Buxton is on the move

Guyanese finally know where those who use the language of power sharing really stand. For years David Hinds and friends have called for reconciliation, dialogue, understanding, reaching-out and all of the things that make for forward movement. Now that the people on the ground in the village of Buxton have embarked on such a path, Hinds has come out flatly against accommodation. Hinds’ tirade against some of the community leaders in Buxton has been occasioned by President Jagdeo’s visit to the village. He is mortified that, against all his predictions, that the people of Buxton welcomed the president and his team with open arms. As I stated in a recent article, positive developments in Guyana make those dedicated only to opposition for the sake of opposition very sad.
David Hinds is a member of the WPA, a group that has absolutely no following in Guyana. Yet, the same group has the audacity to make all kinds of demands on the PPPC and the PNCR. The unconscionable demands have now been expanded. Now Hinds wants the people of Buxton to go backward rather forward. Now he wants a few overseas WPA people to tell the people of Buxton what to do. Those demands have been forcefully rejected.
The leaders and people of Buxton have shown great courage by walking away from those who are stuck in the past. This historic village has now taken a bold step forward, and the few manufacturers of discord have been left behind.
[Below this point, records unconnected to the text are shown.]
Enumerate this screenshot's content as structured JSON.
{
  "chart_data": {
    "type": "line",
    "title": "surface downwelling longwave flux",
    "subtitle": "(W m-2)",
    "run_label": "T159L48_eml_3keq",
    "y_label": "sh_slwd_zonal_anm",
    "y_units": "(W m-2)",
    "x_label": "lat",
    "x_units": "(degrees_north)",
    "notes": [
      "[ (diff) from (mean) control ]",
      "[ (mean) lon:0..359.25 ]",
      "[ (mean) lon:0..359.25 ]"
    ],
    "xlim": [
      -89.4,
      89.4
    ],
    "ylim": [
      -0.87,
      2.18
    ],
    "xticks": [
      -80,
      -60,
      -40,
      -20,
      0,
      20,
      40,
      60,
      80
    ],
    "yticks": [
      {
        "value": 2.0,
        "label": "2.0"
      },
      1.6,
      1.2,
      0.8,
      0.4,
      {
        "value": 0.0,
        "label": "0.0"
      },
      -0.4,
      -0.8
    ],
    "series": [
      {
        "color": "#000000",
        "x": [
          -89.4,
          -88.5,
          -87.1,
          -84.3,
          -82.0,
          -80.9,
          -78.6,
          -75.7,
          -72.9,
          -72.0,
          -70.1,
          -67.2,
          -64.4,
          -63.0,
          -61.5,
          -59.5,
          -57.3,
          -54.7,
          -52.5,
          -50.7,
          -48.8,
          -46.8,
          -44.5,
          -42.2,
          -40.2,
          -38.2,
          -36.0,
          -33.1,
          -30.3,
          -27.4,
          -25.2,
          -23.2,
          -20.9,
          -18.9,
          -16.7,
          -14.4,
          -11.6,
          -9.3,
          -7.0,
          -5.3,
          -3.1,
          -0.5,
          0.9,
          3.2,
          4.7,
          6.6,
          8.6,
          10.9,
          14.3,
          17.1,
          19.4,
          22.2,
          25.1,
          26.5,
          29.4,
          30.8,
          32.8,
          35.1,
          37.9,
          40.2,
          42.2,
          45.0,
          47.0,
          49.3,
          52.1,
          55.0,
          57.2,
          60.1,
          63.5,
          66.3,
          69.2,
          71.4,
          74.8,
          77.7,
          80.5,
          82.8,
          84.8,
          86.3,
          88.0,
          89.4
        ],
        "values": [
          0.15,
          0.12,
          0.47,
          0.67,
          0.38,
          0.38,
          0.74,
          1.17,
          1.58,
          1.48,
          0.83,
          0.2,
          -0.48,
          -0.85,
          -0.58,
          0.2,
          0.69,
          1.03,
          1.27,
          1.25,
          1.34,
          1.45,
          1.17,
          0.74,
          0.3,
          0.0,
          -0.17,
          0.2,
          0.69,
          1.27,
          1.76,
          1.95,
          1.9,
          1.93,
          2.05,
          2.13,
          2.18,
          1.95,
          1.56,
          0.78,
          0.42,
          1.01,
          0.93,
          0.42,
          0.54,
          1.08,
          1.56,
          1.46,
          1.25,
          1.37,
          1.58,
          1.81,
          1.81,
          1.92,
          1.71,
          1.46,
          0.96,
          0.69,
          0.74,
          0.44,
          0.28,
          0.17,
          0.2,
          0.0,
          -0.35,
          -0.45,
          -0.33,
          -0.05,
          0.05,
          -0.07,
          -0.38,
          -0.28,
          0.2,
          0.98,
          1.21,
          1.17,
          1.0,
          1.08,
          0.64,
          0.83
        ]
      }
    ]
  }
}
Subaltern historians and social theorists have produced a huge body of literature demonstrating the inherent common sense of local leadership. One can think of E.P. Thompson’s epic – The Making of the English Working Class; of Walter Rodney’s writings on Jamaica and Guyana; or of the massive historical productions of the Indian subaltern school. The gist of this subaltern historiography is that locally grounded knowledge is the most authentic basis for praxis.
President Jagdeo made two statements recently that are worth repeating. The first one is counter-intuitive.  While commissioning a water treatment plant at Cotton Tree, Berbice, the president said he and the cabinet are impatient about development. The message is that economic and social development is always urgent, always something in the making. The completion on one project should be seen as only the starting point of another.
The second statement was made at the opening ceremony of Building Expo recently held at the Providence Stadium. On that occasion President Jagdeo said that development goes beyond bricks and mortar, beyond the hardware of infrastructure. It is rather about building dreams and realizing them. Those dreams belong to all Guyanese, and the people of Buxton are no exception.
The villagers of Buxton and visitors to that community can see the bricks and mortar as roads and bridges go up. What is happening there is deeper and more enduring. We are witnessing nothing less than the renaissance of this historic village. A great partnership has begun.
Make no mistake about what the career hardliners will say and do. They will attack this partnership. They will call the local leaders all kinds of names. They will manufacture narratives and images of betrayal. They will fret and cuss. They will dig up the past and infuse in it cocktails of emotionalism. They will do all of this in order to arrest progress, in order to bludgeon national unity, in order to maintain their status within the community of hardliners.
What we do know is this – Buxton and Buxtonians are on the move, and the hardliners will not be able to stop them.